Tutto ciò che è gradevole sembra così corto: l'estate, ancora di più la vita, che sembra svanire in un istante, anche se si riesce a viverla fino in fondo. La stessa cosa accade per i sentimenti che proviamo: disdegnamo il dolore, ma lui, se pur con garbata cortesia, resta sempre al nostro fianco.

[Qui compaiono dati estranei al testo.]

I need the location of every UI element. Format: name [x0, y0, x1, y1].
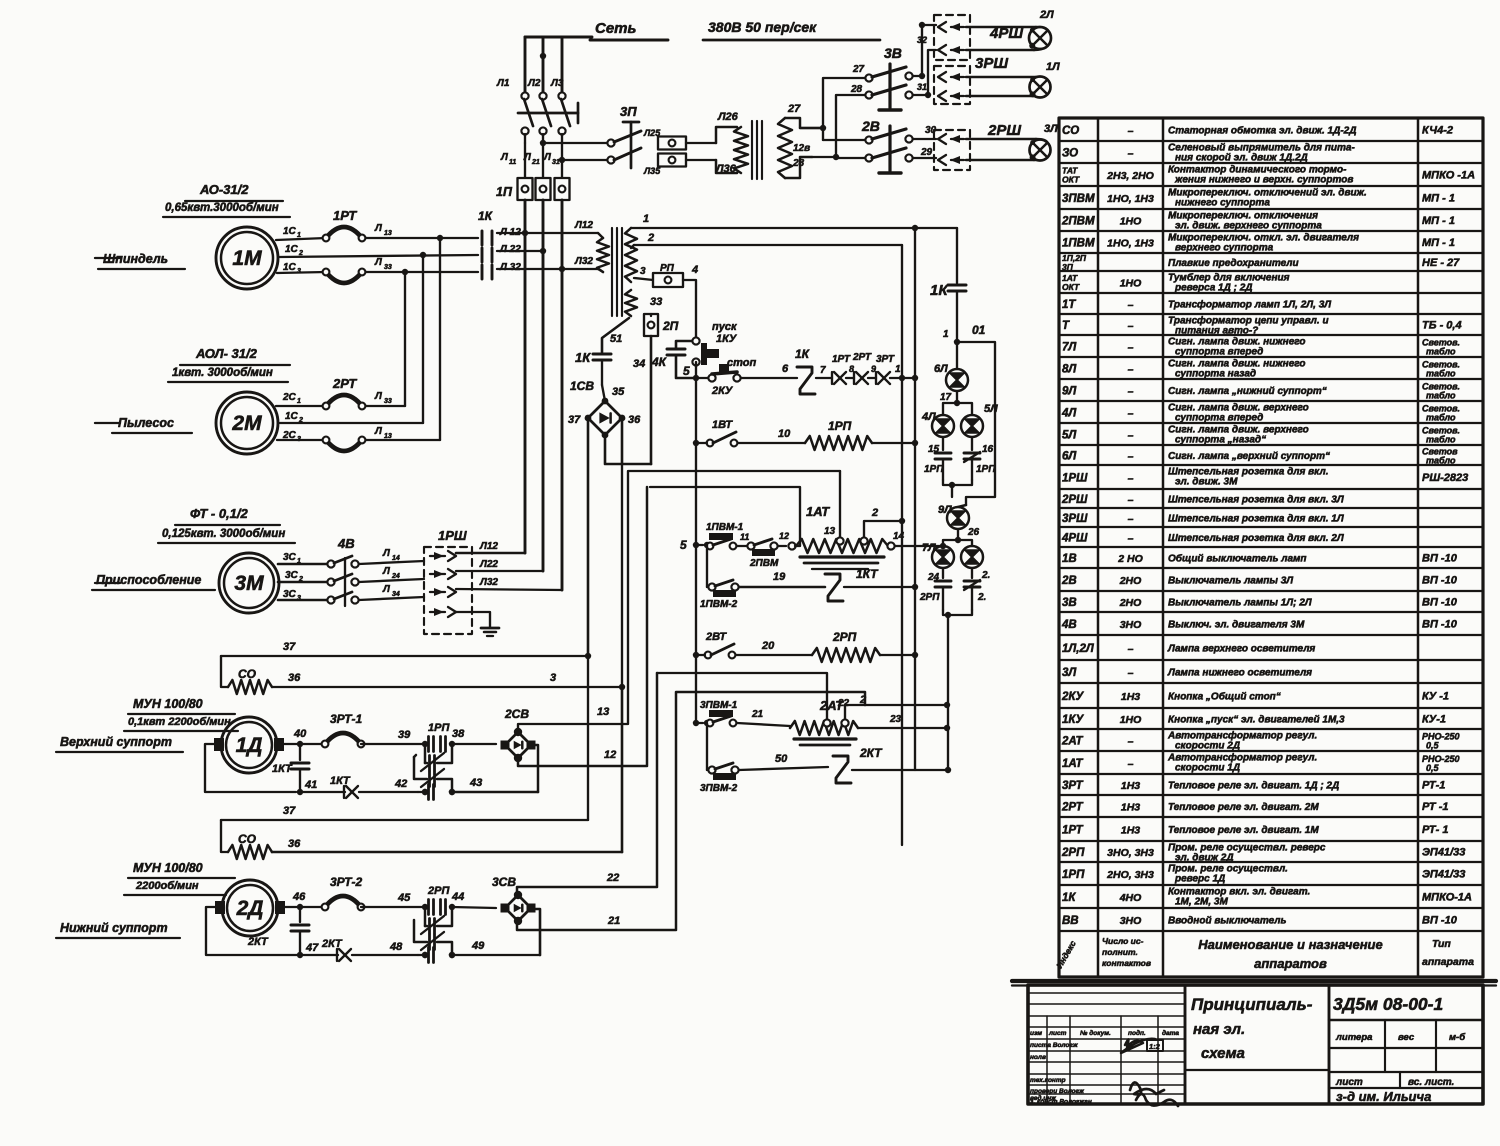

Il contrario accade per la gioia: quanto sarebbe bello invece disdegnare allo stesso modo anche lei e riuscire però a trattenerla a lungo con noi.

 

F1622-J1773

The Summer that we did not prize
Her treasures were so easy
Instructs us by departing now
And recognition lazy -
Bestirs itself - puts on it's Coat
And scans with fatal promptness
For Trains that moment out of sight
Unconscious of his smartness -
    L'Estate che non apprezzammo
Tanto facili erano i suoi tesori
Ci istruisce ora che se ne sta andando
E il riconoscimento è tardo -
Si scuote - mette il Soprabito
E vaglia con fatale prontezza
Treni in quel momento fuori di vista
Inconsapevoli della sua sveltezza -

Le cose si apprezzano soltanto nel momento in cui le stiamo perdendo, ed è quasi sempre troppo tardi; così, l'estate vissuta senza apprezzarne troppo i tesori ci insegna a valutarla degnamente mentre si sta accomiatando, quando diventiamo consci di quei tesori che ci sembravano così facili da godere e di cui sentiremo certo la mancanza.
Gli ultimi tre versi li ho interpretati come un'immagine dell'estate che va alla stazione, legge attentamente gli orari delle partenze e resta in impaziente attesa del primo treno, che ancora non si vede, un treno che è inconsapevole di quel passeggero che va di fretta perché deve lasciare il posto all'autunno che arriva.

 


Le poesie di Emily Dickinson non hanno un titolo, a parte rarissime eccezioni. I numeri che le precedono si riferiscono alla numerazione attribuita nelle due edizioni critiche, curate rispettivamente da Thomas H. Johnson nel 1955 ("J") e da R. W. Franklin nel 1998 ("F").